【質問】総括安全衛生管理者の具体的な職務は何ですか?
総括安全衛生管理者の職務は安全衛生活動を総括するイメージがありますが、総括安全衛生管理者の具体的な職務がわかりません。
【回答】総括安全衛生管理者の具体的な職務をまとめると、7つあります
総括安全衛生管理者の職務をまとめると、以下の7つになります。
- 労働者の危険又は健康障害を防止するための措置に関すること
- 労働者の安全又は衛生のための教育の実施に関すること
- 健康診断の実施その他健康の保持増進のための措置に関すること
- 労働災害の原因の調査および再発防止対策に関すること
- 安全衛生に関する方針の表明に関すること
- 法第28条の2第1項又は第57条の3第1項及び第2項の危険性又は有害性の調査及びその結果に基づき講ずる措置に関すること(リスクアセスメント)
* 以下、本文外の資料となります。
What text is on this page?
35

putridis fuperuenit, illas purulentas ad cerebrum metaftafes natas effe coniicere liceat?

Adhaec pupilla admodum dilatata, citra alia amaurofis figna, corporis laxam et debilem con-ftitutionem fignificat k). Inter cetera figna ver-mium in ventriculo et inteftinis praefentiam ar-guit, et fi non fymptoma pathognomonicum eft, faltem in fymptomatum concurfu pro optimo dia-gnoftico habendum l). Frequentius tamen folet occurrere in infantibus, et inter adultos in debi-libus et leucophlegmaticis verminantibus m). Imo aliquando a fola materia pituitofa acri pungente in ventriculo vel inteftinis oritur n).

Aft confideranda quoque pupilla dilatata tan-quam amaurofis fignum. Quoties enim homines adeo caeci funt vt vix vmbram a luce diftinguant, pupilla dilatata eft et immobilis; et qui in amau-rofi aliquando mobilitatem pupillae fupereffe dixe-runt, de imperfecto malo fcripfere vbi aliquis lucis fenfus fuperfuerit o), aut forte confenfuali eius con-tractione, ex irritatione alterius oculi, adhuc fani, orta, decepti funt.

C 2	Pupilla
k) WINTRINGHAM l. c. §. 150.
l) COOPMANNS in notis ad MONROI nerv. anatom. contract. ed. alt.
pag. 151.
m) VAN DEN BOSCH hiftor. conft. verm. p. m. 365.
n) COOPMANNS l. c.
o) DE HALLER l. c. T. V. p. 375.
- 安全衛生に関する計画の作成、実施、評価及び改善に関すること
総括安全衛生管理者の具体的な職務の法的根拠
総括安全衛生管理者の職務の法的根拠は、労働安全衛生法第10条第1項です。
総括安全衛生管理者
事業者は、政令で定める規模の事業場ごとに、…総括安全衛生管理者を選任し、その者に安全管理者、衛生管理者又は…次の業務を統括管理させなければならない。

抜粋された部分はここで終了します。